For pastel painter Michele Poirier-Mozzone, water is the ultimate muse. It is her gateway to endless explorations of the human figure, color, pattern and line. It is also her physical reminder of the passage of time. “I started out trying to capture that moment in time—thinking about how quickly the water changes, light changes and my daughters were changing,” she says. “Now it’s less about my daughters and more about life in general.”
Water came to Poirier-Mozzone’s rescue when, back in 2012, she was stuck in a creative rut. “I had been painting still lifes and portraits, which were fun, but I didn’t know what direction to go in,” she recalls. “One day, my daughter was swimming in the pool. It was beautiful how the water distorted her figure and the ribbons of light on the water.” At the time, the artist had a series of abstract pieces that just weren’t working. “I thought, what if I superimposed the figure over these unsuccessful paintings?” Bingo. Five years later, the mystery of how light reflects and refracts off skin, sky and just about any surface still captivates her imagination. She has been working on the same body of work, entitled “Fractured Light,” ever since.
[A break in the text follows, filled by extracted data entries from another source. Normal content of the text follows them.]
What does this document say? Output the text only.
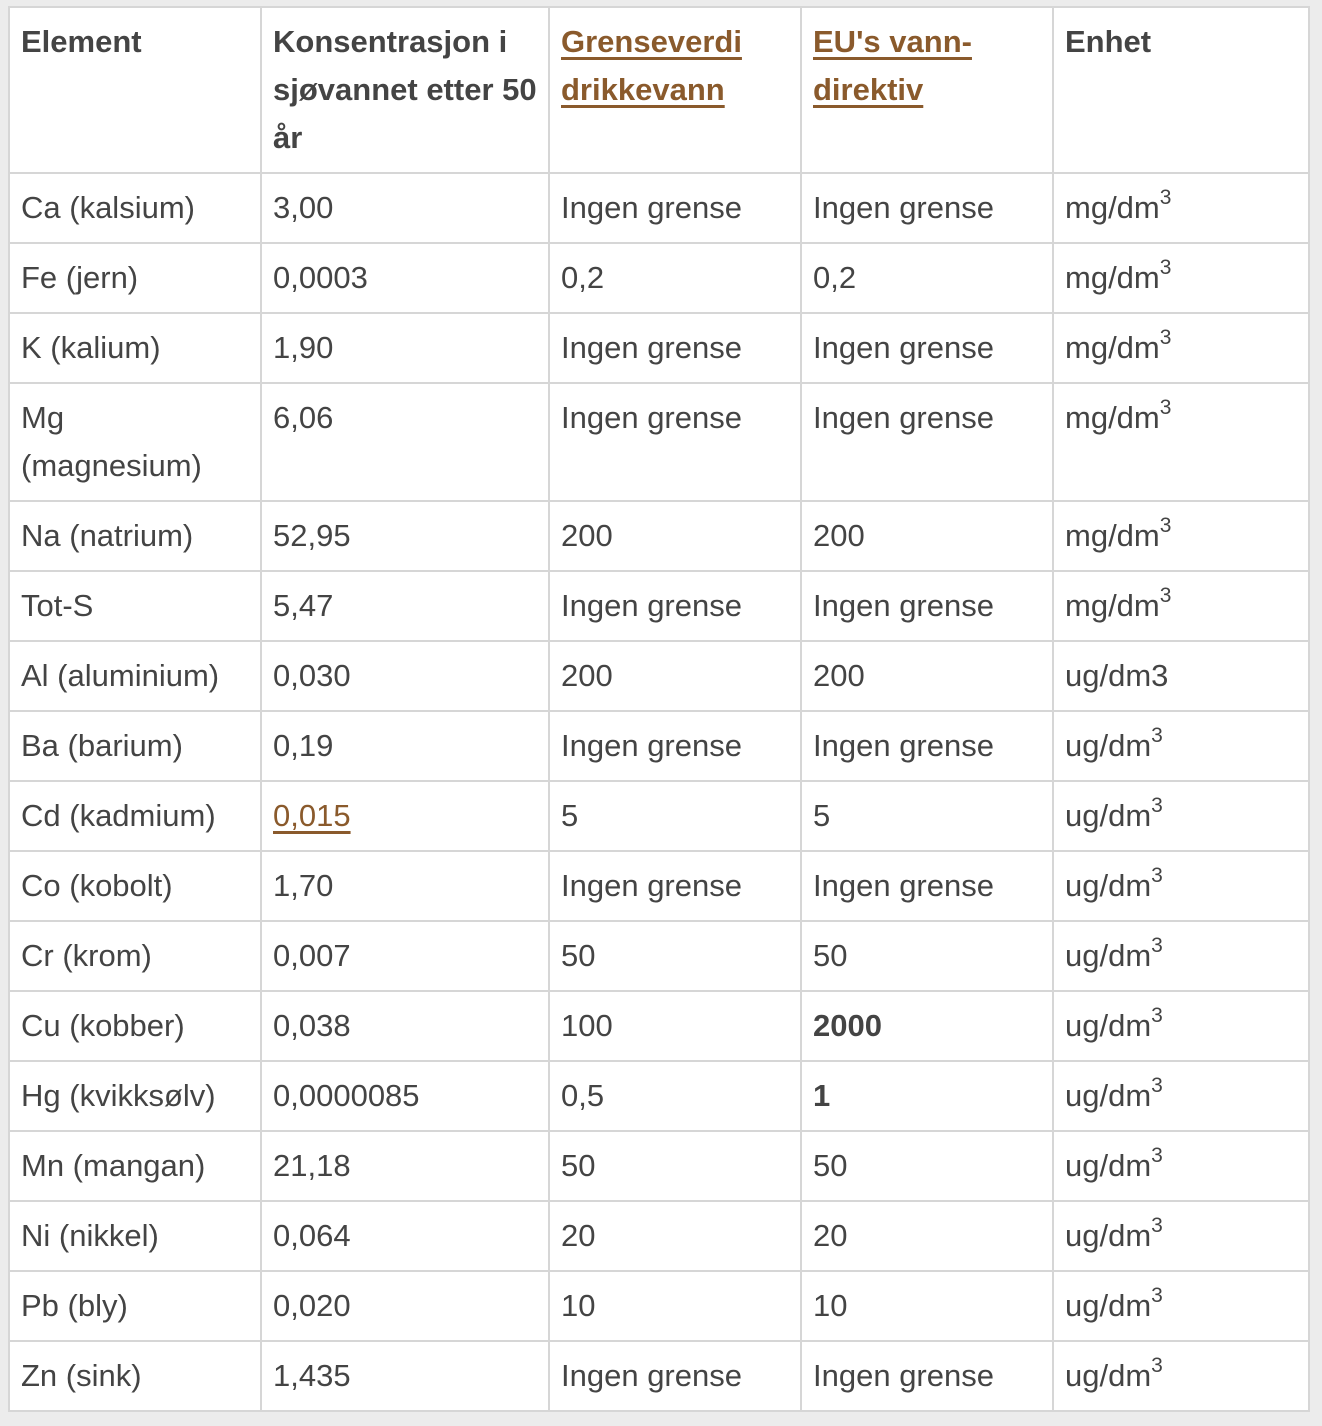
Element	Konsentrasjon i sjøvannet etter 50 år	Grenseverdi drikkevann	EU's vann-direktiv	Enhet
Ca (kalsium)	3,00	Ingen grense	Ingen grense	$mg/dm^3$
Fe (jern)	0,0003	0,2	0,2	$mg/dm^3$
K (kalium)	1,90	Ingen grense	Ingen grense	$mg/dm^3$
Mg (magnesium)	6,06	Ingen grense	Ingen grense	$mg/dm^3$
Na (natrium)	52,95	200	200	$mg/dm^3$
Tot-S	5,47	Ingen grense	Ingen grense	$mg/dm^3$
Al (aluminium)	0,030	200	200	ug/dm3
Ba (barium)	0,19	Ingen grense	Ingen grense	$ug/dm^3$
Cd (kadmium)	0,015	5	5	$ug/dm^3$
Co (kobolt)	1,70	Ingen grense	Ingen grense	$ug/dm^3$
Cr (krom)	0,007	50	50	$ug/dm^3$
Cu (kobber)	0,038	100	2000	$ug/dm^3$
Hg (kvikksølv)	0,0000085	0,5	1	$ug/dm^3$
Mn (mangan)	21,18	50	50	$ug/dm^3$
Ni (nikkel)	0,064	20	20	$ug/dm^3$
Pb (bly)	0,020	10	10	$ug/dm^3$
Zn (sink)	1,435	Ingen grense	Ingen grense	$ug/dm^3$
Poirier-Mozzone uses a GoPro camera to shoot underwater reference photos as her jumping-off point. “In the photos, everything is blue, so with each one, I try to veer off from the plain blue,” she explains. “Sometimes I do a color study, and other times I just go intuitively.”
A native of Taunton, Poirier-Mozzone received her Bachelor of Fine Arts degree from Emmanuel College in Boston and worked in watercolors for many years. About six years ago, an artist friend introduced her to pastels. She now incorporates both media into her pieces, starting with a watercolor wash as an underpainting and then adding pastels. “I love the contrast between the watery watercolor and the velvety pastels on top.”
Poirier-Mozzone lives with her family in Rehoboth but summers in Falmouth, where her husband spent summers as a child. “We have a lot of great memories taking our kids to Old Silver Beach,” she says. “It’s such a special place for us.”
Michele Poirier-Mozzone is represented by Gallery Artrio, 50 Pearl Street, Hyannis; and ArtProv Gallery, 150 Chestnut Street, Providence, Rhode Island. Her work can be seen online at poirier-mozzone.com.
She will be in a two-person show titled “Refraction” with her daughter, Lydia Mozzone, at the Cultural Center of Cape Cod in South Yarmouth from August 8-27.